What was a particularly gratifying experience you had working with SEI/Unicode?

I think my research on the script situation within the Baḍaga community in Nīlgiri, Tamil Nadu, was rich in such experiences. I managed to meet with anthropology professor Paul Hockings, who had lived among the community and had become the academic authority on them. He was very welcoming, picked me up at midnight from the airport, let me stay with him overnight, and took me to Stanford University to see the archives he had donated to the library. We discussed his experiences, and he recommended people to talk to in the community.

Anandhan Raju (on the left), author of one of the scripts for Baḍagu (https://www.skyknowledge.com/badaga.htm), with his family in Nīlgiri.

Everyone in the community, as is often the case in India, was also very welcoming. It turned out there are at least three different invented scripts for Baḍagu, which the proposal we received had not mentioned. One of the script authors, R. Anandhan, welcomed me into his home in the middle of the mountains and spent time explaining the situation and his work to me. In one of the towns, I was given a book in the third script, full of colorful letters. I might be the only outsider who has this book. And finally, with help from local people, I was able to find a place shown in a photo from the proposal, which had only stated the town name. It no longer had the sign in the script. In fact, none of the three scripts could be seen in the area and only a handful of interested people knew about their existence.

A book published in a colorful script for Baḍagu. From: GEJJEṈA. *nākku beṭṭa gavaḍaru – uṭṭitama tumbutuga*.

Ultimately, in light of the new information, we didn’t recommend proceeding with the proposal as received at the time, and I suggested the community needed to come to an agreement first and get wider support within itself in order for Unicode to be able to do anything. It became clear we needed to be paying much more attention to the communities themselves and to formalize and enforce some minimal requirements for new scripts.

What would you like others to better understand about the work you do?

I would like to remind both readers and authors of encoding proposals that Unicode is not a peer-review process in the academic sense. We can review eligibility for encoding and implementation technicalities, but we do not and cannot review or endorse information in the published documents about communities, their history, system of education, etc. Readers should treat the documents like Wikipedia pages, and authors who put in all the research should consider publishing their work in appropriate venues.

The second thing to keep in mind is that the standard has been around for decades now.
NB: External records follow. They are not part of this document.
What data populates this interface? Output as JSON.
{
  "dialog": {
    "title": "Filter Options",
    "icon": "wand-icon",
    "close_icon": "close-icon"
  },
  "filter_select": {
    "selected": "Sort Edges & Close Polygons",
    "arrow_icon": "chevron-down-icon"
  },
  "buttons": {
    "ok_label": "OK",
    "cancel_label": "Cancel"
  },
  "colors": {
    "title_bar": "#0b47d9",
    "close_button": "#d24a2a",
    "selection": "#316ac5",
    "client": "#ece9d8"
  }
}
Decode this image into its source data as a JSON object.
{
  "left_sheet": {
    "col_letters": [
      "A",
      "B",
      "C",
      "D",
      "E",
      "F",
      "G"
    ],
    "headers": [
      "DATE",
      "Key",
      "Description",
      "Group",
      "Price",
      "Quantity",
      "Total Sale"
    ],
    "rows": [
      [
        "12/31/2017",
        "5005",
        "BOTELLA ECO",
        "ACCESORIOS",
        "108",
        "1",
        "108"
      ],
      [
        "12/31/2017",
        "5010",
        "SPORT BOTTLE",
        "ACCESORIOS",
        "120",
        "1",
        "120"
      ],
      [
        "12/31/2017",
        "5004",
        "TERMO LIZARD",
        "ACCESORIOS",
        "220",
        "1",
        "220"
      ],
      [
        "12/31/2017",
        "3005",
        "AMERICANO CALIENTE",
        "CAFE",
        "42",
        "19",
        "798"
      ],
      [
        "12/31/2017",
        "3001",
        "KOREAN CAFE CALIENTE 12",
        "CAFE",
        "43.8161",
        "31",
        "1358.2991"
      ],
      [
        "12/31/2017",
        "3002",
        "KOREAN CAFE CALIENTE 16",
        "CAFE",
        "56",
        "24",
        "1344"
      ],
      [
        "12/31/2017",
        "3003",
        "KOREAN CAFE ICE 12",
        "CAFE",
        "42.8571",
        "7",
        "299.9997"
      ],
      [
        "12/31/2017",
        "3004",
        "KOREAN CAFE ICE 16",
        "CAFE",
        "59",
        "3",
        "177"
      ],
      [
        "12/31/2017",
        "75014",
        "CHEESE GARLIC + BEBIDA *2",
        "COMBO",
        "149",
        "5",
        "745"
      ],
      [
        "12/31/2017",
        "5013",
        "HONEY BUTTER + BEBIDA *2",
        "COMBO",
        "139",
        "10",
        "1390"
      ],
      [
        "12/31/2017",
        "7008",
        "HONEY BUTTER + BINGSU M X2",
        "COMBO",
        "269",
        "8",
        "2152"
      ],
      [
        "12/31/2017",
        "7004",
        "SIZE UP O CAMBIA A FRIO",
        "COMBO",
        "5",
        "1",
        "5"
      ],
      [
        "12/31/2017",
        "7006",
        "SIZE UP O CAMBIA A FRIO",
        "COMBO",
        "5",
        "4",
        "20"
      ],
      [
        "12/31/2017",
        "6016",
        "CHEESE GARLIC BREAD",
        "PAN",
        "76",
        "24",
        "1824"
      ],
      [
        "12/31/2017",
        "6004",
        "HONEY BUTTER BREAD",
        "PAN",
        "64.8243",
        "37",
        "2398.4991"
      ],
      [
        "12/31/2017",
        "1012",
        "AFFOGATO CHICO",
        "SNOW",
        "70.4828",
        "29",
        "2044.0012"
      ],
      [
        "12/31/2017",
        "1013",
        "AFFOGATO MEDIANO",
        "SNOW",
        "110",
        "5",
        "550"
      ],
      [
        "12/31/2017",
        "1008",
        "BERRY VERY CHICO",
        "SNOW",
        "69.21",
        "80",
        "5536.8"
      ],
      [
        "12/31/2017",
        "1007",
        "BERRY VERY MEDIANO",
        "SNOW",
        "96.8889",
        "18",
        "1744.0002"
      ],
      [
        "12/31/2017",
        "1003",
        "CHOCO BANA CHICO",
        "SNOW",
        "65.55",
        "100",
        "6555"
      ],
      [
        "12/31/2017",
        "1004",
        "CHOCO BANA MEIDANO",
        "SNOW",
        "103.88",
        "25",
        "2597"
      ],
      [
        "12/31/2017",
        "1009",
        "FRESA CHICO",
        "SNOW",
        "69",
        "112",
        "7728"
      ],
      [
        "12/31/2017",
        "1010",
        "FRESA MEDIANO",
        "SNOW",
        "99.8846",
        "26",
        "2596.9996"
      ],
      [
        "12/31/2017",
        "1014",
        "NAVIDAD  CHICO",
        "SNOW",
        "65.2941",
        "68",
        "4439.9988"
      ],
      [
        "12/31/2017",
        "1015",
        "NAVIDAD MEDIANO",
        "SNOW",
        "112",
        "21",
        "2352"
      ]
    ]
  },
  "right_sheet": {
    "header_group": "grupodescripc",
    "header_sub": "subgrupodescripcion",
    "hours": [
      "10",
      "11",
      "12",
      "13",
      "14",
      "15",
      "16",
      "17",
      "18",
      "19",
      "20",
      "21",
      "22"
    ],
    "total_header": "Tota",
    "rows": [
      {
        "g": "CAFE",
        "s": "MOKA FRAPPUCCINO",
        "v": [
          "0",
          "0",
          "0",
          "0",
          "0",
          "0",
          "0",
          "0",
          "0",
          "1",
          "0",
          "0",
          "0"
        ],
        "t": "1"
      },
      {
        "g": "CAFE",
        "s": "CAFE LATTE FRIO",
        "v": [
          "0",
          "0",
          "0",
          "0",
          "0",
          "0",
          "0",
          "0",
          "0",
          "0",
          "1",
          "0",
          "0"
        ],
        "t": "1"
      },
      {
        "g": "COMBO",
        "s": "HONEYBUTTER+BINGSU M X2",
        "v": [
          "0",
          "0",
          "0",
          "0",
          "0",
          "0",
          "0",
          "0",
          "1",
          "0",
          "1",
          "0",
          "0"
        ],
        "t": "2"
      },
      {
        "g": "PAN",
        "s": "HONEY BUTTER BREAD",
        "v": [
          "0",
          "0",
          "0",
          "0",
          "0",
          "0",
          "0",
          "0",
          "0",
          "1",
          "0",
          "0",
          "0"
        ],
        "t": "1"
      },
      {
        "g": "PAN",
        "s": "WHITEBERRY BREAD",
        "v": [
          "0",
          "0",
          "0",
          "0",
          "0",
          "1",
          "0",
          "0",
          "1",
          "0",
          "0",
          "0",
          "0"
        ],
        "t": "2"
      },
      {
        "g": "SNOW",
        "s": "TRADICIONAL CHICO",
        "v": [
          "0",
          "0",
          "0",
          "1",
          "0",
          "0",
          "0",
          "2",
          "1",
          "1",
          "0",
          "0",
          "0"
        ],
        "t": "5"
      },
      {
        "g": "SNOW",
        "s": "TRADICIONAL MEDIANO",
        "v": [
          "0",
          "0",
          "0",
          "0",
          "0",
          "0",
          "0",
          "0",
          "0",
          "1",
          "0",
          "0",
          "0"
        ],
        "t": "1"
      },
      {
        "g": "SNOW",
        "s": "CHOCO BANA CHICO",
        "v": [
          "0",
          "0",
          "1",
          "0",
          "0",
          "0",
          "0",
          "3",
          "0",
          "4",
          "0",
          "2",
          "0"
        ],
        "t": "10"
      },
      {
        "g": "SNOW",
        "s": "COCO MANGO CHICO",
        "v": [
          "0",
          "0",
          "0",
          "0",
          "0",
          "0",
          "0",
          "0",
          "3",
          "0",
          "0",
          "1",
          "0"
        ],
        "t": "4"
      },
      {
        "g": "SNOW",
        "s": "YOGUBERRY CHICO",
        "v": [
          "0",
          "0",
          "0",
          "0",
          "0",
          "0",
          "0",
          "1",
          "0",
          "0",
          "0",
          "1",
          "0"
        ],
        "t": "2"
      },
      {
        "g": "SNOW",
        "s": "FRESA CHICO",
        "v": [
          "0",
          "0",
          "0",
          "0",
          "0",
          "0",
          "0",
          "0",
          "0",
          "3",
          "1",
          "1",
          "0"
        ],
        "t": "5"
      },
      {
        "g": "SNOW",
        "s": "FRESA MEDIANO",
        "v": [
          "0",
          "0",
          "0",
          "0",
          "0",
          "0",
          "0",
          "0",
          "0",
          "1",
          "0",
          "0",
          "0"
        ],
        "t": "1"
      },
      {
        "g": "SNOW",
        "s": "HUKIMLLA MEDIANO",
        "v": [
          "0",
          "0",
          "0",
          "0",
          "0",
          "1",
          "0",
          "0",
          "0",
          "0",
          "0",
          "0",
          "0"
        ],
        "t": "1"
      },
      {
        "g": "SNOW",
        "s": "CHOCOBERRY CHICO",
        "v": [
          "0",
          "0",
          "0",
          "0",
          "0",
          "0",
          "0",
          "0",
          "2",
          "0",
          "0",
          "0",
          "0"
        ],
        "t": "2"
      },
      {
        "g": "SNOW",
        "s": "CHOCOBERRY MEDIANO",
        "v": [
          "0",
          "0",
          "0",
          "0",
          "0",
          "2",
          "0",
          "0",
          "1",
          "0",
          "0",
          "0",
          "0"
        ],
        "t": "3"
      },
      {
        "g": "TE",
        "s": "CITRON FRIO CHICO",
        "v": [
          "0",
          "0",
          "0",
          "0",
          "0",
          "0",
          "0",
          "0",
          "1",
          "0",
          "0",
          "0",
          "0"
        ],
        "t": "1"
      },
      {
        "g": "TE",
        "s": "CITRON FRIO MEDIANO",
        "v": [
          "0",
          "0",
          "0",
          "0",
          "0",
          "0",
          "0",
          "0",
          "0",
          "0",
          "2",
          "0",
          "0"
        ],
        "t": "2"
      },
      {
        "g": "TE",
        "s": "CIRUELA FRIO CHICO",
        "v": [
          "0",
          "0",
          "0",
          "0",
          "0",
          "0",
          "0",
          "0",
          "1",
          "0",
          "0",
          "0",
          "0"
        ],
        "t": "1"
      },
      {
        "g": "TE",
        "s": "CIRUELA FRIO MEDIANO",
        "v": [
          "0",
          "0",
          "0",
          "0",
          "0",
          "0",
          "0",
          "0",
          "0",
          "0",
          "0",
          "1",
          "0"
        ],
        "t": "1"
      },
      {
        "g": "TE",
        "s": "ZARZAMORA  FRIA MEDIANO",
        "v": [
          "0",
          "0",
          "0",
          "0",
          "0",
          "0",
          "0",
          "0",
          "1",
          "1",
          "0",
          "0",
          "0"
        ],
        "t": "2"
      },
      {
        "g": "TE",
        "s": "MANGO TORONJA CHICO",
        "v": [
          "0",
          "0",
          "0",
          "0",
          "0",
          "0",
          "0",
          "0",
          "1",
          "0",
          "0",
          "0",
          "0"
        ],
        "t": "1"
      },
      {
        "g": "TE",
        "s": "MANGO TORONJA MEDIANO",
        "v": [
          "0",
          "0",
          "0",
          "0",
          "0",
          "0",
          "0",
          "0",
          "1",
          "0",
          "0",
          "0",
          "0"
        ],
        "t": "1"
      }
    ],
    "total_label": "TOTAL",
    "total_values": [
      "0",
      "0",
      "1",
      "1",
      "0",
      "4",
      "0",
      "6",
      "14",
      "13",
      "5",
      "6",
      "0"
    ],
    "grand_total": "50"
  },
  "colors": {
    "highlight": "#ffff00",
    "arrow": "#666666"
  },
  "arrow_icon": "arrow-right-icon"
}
At the beginning, it was necessary for the standard to be compatible with existing national encodings; otherwise, it would have been much more difficult to adapt and might have failed. The rules are constantly evolving, and we are learning from past mistakes. What was encoded in the past wouldn’t necessarily be desirable or possible to encode in the same way today.

Finally, Unicode is a non-profit organization built on volunteering. We have not only software engineers, but also linguists and other researchers and enthusiasts interested in writing scripts and other aspects of internationalization. We are always open to having more volunteers.